A musically broadening a cappella delight brought to you by TICC under the direction and moderation of Michael Muche.
Claudio Monteverdi: Cantate Domino
Alexander Tichonowitsch Gretchaninoff: Cantate Domino
Vytautas Miškinis: Cantate Domino
Sir John Goss: Stand up and bless the Lord your God
Felix Mendelssohn-Bartholdy: Magnificat
Knut Nystedt: All the Ways of a Man
Admission free – donations are welcome.
Time and place
18.5.2019 – 19:00
Thomas-Mann-Straße 10a, 60439 Frankfurt
19.5.2019 – 20:00
Elisabethstraße 3, 35037 Marburg
23.6.2019 – 17:00
ev. church in Katzenelnbogen-Klingelbach
Kirchstraße 15, 56368 Klingelbach
Our program combines two things: the joys of sacred choir music and new worlds of sound!
From the very old to the very new, from the late Renaissance on into the 21st century: TICC is offering a uniquely composed program. The concert’s unifying theme is the sacred song of praise. Six representative a cappella works from Monteverdi to Mendelssohn-Bartholdy to Nystedt have been chosen for this musical stroll through the centuries. Our director has chosen the lecture recital format to provide an intellectual framework for the emotional intensity engendered by these works. The performance of each work is preceded with an entertaining introduction and illustrated by the singing of selected passages by the choir.

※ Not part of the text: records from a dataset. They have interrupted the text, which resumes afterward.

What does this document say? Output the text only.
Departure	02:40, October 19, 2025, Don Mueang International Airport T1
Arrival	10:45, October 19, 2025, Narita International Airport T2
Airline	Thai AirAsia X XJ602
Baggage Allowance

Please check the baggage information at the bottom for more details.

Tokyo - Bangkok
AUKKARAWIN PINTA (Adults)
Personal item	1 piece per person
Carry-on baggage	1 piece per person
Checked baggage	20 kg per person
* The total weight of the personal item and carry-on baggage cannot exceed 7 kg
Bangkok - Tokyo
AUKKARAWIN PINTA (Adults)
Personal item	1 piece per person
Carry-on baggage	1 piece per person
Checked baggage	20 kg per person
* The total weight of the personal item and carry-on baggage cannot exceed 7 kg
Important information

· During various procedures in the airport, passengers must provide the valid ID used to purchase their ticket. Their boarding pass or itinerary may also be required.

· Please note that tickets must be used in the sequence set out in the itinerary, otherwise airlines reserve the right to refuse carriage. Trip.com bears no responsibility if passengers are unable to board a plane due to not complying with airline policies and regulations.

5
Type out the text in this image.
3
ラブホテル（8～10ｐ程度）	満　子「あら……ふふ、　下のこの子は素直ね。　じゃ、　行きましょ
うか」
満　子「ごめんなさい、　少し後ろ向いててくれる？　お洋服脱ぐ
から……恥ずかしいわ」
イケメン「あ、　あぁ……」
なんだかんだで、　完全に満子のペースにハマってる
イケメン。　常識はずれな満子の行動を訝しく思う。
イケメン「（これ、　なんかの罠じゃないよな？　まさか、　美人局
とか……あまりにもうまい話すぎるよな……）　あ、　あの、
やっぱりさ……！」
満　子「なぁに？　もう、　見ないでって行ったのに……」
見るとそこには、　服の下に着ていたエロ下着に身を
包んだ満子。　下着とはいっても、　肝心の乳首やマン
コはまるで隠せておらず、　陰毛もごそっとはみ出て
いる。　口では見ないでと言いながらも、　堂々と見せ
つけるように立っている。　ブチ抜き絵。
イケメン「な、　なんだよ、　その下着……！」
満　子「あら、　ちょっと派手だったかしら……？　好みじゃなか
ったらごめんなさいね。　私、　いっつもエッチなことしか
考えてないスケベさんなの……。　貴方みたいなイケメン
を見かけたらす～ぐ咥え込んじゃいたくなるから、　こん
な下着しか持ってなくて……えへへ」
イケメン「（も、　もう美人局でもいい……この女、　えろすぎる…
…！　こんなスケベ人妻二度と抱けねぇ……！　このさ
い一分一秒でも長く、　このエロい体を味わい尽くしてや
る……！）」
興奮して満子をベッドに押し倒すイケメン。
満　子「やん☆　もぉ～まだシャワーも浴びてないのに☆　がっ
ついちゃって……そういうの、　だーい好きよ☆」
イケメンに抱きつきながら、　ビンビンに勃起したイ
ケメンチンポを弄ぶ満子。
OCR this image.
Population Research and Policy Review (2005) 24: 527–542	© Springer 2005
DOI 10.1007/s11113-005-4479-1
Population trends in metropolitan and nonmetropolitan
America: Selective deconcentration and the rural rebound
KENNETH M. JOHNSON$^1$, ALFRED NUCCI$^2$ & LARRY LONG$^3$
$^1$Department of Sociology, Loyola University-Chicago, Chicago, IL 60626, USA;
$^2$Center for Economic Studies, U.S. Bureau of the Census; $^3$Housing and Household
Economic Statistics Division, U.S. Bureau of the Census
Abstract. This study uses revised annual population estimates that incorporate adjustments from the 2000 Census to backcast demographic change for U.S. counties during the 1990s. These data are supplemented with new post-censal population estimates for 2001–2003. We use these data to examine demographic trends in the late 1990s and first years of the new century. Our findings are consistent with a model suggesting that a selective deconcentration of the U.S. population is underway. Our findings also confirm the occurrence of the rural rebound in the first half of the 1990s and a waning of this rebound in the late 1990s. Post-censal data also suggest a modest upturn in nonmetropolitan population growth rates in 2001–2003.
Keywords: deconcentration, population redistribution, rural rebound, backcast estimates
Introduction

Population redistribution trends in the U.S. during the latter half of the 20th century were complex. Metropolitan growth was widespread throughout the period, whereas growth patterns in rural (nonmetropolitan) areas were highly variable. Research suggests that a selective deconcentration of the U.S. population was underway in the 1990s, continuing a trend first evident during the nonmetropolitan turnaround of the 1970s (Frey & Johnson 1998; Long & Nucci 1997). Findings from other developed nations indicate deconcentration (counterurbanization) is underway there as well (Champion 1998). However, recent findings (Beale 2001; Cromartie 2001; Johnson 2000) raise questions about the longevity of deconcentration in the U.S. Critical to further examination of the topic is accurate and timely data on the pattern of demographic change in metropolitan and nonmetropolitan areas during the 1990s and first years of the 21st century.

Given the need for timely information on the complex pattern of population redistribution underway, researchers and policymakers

The advantage of this “sung music lesson” is that in addition to getting acquainted with some relatively unknown composers the audience will gain an understanding of why many of them were regarded in their time as musical revolutionaries and historically important composers. Claudio Monteverdi (1567-1643) for example. He is the bridge between the Renaissance to the (early) Baroque era. What for his contemporaries were genuinely disquieting and daring harmonic acrobatics are perceived today as totally melodious: the comfortable familiarity of a golden oldie.
The second part of the program is designed to give the audience precisely that experience with the new or unfamiliar. The very influential Norwegian composer Knut Nystedt challenges today’s listener expectations just as Monteverdi did in his time. Nystedt, who died in 2014, marries the craftsmanship of 20th century composition with aural sensuality – instead of glaring dissonance the audience is treated to a delicious musical setting with highly inventive and surprising changes in direction. In this regard his fascinating “All the Ways of a Man” (1971) might almost be viewed as a compendium of modern compositional technique.